Aimer Romain Gary nous aide à mieux aimer la France. Depuis le massacre à Charlie hebdo, on entend beaucoup critiquer «le modèle français», son rapport encore empreint de colonialisme face à ses citoyens issus de l’immigration ou nés sur son territoire mais jamais complètement partie prenante de la nation… On dit dans plusieurs cercles que la France est en crise, qu’elle est déprimée. Bien que le «déclin» de la France ait commencé avant, nous pourrions en effet dire que depuis l’élection de Nicolas Sarkozy à la présidence, ce pays semble avoir perdu un peu de sa grandeur. La figure de Sarko-président pourrait même avoir préfiguré le glissement de la France vers encore plus de grossièreté, avec la ferveur de moins en moins gênée envers le Front national. Ce parti illustre en effet ce qu’il y a de plus mesquin et de malintentionné dans le discours politique français. Et le retour de Sarko sur la scène politique se fera dans une surenchère de ce populisme inquiétant.

Revenons donc à Romain Gary puisque ce dernier peut nous indiquer quel chemin prendre pour éviter la crise sociale et la grande fracture imaginée dans le nouveau roman de Michel Houellebecq, Soumission. Gary nous parle de la France mythique, de l’honneur français, de l’art de vivre méditerranéen, de la république dans ce qu’elle a de plus généreux et émancipateur pour l’individu qui s’y love. Dans La promesse de l’aube, qui est une sorte d’autobiographie romancée, Romain Gary nous parle de sa mère, qui entretenait une relation rêvée avec ce que ce pays incarne. Et comme le personnage du Général de Gaulle est souvent évoqué dans le livre, toujours de manière élogieuse, on pourrait dire que Gary fait référence à ce que le père de la Ve république appelait «une certaine idée de la France». Cette France sûre d’elle-même, mais porteuse d’une politique diplomatique distincte des autres grandes puissances, à mi-chemin entre Moscou et Washington…

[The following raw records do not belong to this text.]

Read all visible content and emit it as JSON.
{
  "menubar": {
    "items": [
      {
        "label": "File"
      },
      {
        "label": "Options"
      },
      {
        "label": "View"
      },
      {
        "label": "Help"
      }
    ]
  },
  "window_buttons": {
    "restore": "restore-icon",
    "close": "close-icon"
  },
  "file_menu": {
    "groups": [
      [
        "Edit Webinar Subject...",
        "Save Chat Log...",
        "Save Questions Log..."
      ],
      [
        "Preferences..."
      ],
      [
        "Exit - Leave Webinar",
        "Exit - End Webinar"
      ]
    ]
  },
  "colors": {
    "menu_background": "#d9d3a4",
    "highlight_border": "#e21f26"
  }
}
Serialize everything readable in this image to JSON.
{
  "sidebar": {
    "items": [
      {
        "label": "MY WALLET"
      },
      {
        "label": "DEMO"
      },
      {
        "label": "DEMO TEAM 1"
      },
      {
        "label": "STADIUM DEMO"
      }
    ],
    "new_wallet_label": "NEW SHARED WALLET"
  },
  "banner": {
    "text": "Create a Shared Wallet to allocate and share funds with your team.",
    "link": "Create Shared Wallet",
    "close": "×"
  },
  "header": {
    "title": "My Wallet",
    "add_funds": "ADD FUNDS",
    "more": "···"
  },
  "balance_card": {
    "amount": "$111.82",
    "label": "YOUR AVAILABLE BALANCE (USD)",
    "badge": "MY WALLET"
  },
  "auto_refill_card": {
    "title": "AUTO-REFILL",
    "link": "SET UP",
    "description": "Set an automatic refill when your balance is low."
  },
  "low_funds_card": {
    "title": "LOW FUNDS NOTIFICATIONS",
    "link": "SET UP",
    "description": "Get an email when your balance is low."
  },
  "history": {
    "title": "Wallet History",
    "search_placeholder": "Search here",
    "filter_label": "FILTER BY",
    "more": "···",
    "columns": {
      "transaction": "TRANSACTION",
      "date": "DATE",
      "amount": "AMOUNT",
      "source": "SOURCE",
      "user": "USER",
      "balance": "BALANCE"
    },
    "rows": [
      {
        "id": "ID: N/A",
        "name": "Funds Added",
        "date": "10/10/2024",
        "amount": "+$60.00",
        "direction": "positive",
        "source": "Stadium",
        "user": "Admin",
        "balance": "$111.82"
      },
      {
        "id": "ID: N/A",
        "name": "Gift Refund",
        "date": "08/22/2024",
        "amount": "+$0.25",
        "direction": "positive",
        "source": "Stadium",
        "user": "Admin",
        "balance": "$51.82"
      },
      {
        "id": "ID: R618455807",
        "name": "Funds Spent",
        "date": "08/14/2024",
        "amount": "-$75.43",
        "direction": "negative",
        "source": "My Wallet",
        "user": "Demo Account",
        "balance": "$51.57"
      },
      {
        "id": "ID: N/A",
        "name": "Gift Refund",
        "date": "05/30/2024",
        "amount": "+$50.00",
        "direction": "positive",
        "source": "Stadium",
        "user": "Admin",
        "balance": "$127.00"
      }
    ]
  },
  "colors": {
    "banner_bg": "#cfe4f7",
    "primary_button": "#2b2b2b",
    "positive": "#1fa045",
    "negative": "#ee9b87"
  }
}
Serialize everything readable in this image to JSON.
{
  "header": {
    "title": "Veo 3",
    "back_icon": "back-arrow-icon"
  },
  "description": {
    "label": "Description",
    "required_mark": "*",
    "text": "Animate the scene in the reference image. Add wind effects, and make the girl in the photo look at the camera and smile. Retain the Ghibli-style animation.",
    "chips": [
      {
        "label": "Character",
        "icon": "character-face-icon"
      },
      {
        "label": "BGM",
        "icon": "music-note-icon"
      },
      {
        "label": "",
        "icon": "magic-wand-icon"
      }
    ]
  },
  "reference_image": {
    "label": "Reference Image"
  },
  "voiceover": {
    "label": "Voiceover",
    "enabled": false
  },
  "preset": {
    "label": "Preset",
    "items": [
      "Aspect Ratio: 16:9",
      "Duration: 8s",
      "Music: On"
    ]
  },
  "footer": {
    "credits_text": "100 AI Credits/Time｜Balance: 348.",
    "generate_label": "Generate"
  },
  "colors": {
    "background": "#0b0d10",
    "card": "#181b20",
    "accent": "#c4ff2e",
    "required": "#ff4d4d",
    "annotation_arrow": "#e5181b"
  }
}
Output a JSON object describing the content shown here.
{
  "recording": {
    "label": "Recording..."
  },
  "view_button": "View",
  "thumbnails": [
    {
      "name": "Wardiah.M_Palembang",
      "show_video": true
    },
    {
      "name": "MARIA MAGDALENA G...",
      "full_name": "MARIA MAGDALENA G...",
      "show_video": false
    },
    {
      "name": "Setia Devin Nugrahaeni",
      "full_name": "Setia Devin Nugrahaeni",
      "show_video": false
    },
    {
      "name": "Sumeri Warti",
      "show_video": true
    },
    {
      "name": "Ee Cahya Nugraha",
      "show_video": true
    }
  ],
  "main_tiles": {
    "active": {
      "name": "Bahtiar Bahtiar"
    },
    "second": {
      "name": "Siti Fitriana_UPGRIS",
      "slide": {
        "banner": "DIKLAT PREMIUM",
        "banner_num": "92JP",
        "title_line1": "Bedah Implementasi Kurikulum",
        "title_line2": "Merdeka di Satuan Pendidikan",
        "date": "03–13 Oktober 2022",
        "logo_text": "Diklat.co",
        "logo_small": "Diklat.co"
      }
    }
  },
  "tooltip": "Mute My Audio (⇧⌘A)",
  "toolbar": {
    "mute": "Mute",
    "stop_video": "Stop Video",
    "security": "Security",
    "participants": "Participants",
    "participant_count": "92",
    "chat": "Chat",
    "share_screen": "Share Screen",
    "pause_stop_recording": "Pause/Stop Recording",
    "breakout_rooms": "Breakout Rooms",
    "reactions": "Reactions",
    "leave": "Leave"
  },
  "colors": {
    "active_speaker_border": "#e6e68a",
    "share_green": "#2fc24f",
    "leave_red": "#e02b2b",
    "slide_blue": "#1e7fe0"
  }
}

Romain Gary nous reconnecte avec l’idéal d’une république qui prend des enfants issus d’ailleurs (Gary est né en Russie et a grandi en Pologne) et en fait ses plus fiers patriotes! Voilà à la fois le beau et le tragique de cette grande littérature : elle évoque une France qui nous semble révolue, dans un style d’une beauté sans nom, plein de profondeur, d’ironie et d’auto-dérision.

Comme quoi pour se reconnecter avec l’esprit d’une certaine France, il faille parfois nous sortir du dernier Houellebecq et retourner au plus beau des suicidés: Romain Gary.